I’m trying to come up with a neural network model to solve the following generic interpolation problem:
If x_c maps to y_c where x_c is on a coarse Ndimensional grid, y_c is a scalar and we know (x_c, y_c) pairs for each x_c on the coarse grid, predict the value y_t at a point x_t which is NOT on our coarse grid. The peculiarity here is that even though we can assume the coarse grid (and hence each x_c) to be fixed, the corresponding set of values {y_c: x_c maps to y_c} is sampled from a random continuous distribution, hence there are uncountably infinite such sets possible. Further, the limitation is that we cannot build / train the neural network independently for each (x, y) coming from a given sample set of data. Note that each individual y_c in the set defined above is from the same sample of the underlying random variable, and different sets come from different samples of this random variable
For training, we can assume that for a given sample of the underlying random variable, we know not only all the (x_c, y_c) pairs but also a lot of (x_t, y_t) pairs.

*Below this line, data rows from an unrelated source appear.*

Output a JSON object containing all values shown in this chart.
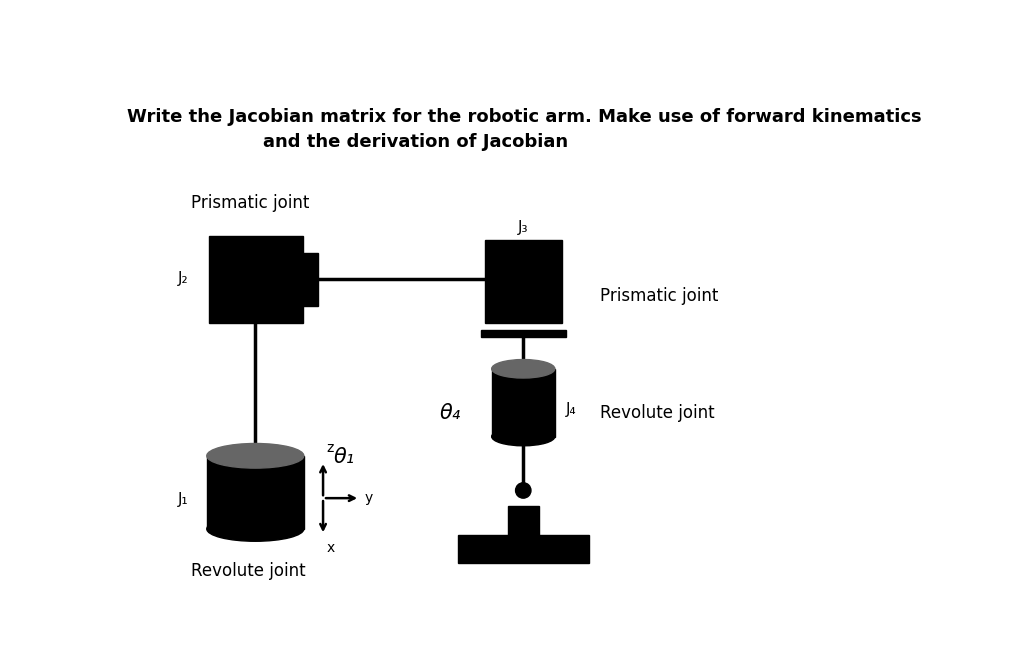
{
  "title_line1": "Write the Jacobian matrix for the robotic arm. Make use of forward kinematics",
  "title_line2": "and the derivation of Jacobian",
  "background_color": "#ffffff",
  "text_color": "#000000",
  "joint_color": "#000000",
  "gray_color": "#666666",
  "label_J1": "J₁",
  "label_J2": "J₂",
  "label_J3": "J₃",
  "label_J4": "J₄",
  "label_theta1": "θ₁",
  "label_theta4": "θ₄",
  "label_prismatic_top": "Prismatic joint",
  "label_prismatic_right": "Prismatic joint",
  "label_revolute_bottom": "Revolute joint",
  "label_revolute_right": "Revolute joint"
}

To approach this problem from deep learning perspective, I am thinking of a couple of ways:

Define the neural network input feature set as a concatenation of each of the M (x_c, y_c) pairs as well as x_t – hence input X feature size is (M*(N+1) + N). Define output Y = y_t. Now train the neural network with all available (X, Y) pairs.

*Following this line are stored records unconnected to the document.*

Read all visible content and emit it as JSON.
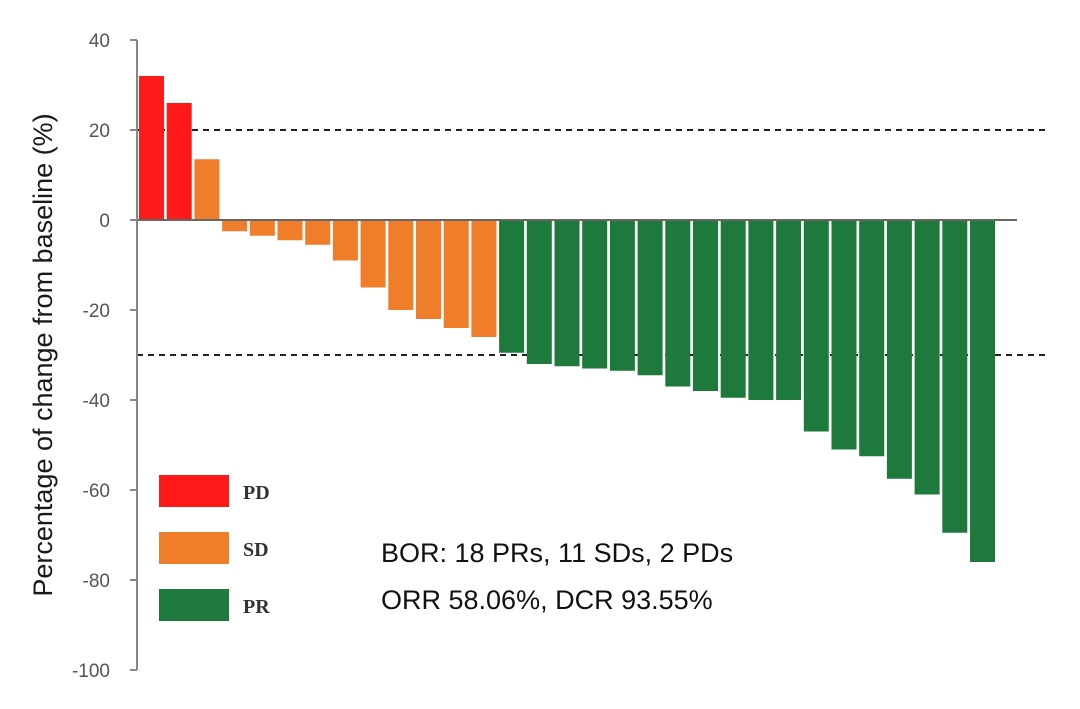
{
  "chart_data": {
    "type": "bar",
    "title": "",
    "xlabel": "",
    "ylabel": "Percentage of change from baseline (%)",
    "ylim": [
      -100,
      40
    ],
    "yticks": [
      40,
      20,
      0,
      -20,
      -40,
      -60,
      -80,
      -100
    ],
    "reference_lines": [
      20,
      -30
    ],
    "grid": false,
    "legend_position": "bottom-left",
    "colors": {
      "PD": "#ff1a1a",
      "SD": "#ef7d2a",
      "PR": "#1e7a3c"
    },
    "legend": [
      {
        "label": "PD"
      },
      {
        "label": "SD"
      },
      {
        "label": "PR"
      }
    ],
    "values": [
      32,
      26,
      13.5,
      -2.5,
      -3.5,
      -4.5,
      -5.5,
      -9,
      -15,
      -20,
      -22,
      -24,
      -26,
      -29.5,
      -32,
      -32.5,
      -33,
      -33.5,
      -34.5,
      -37,
      -38,
      -39.5,
      -40,
      -40,
      -47,
      -51,
      -52.5,
      -57.5,
      -61,
      -69.5,
      -76
    ],
    "response": [
      "PD",
      "PD",
      "SD",
      "SD",
      "SD",
      "SD",
      "SD",
      "SD",
      "SD",
      "SD",
      "SD",
      "SD",
      "SD",
      "PR",
      "PR",
      "PR",
      "PR",
      "PR",
      "PR",
      "PR",
      "PR",
      "PR",
      "PR",
      "PR",
      "PR",
      "PR",
      "PR",
      "PR",
      "PR",
      "PR",
      "PR"
    ],
    "annotations": [
      "BOR: 18 PRs, 11 SDs, 2 PDs",
      "ORR 58.06%, DCR 93.55%"
    ]
  }
}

Above, suppose that the input feature dimension is too high to be practical. But then, we know that the value y_t can be interpolated to desired accuracy by interpolating only from a sufficient number P of (x_c, y_c) pairs with x_c chosen from the subgrid that surrounds x_t. To utilize this, I was thinking to limit the input X feature size to (P*(N+1) + N) where we have picked only P surrounding points to x_t on the grid. Definition of Y remains same i.e. Y = y_t.

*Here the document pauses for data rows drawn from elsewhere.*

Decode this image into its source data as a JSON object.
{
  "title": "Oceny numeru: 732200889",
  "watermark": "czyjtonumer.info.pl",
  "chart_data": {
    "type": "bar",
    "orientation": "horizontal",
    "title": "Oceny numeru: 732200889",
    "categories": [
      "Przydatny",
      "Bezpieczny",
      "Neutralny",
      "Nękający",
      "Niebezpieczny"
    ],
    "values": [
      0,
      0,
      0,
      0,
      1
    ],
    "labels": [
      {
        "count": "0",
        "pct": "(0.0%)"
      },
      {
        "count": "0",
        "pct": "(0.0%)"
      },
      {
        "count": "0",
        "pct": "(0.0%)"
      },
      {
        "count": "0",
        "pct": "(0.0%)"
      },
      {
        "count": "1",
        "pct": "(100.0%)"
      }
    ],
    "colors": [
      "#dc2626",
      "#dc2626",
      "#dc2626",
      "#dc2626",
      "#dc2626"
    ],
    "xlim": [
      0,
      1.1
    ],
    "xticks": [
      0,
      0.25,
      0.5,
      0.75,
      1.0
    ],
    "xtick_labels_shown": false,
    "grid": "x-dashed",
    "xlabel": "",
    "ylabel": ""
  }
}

Question is, will #2 work? #2 can be viewed as starting from #1 and forcing the weights originating from nonsurrounding x_c and corresponding y_c to zeros. However, the problem seems to be that the weights that we force to zeros depend on one of the features x_c – so I am inclined to think that it may not work. Any thoughts on this will be useful.
Is there any prior work that deals with the above problem?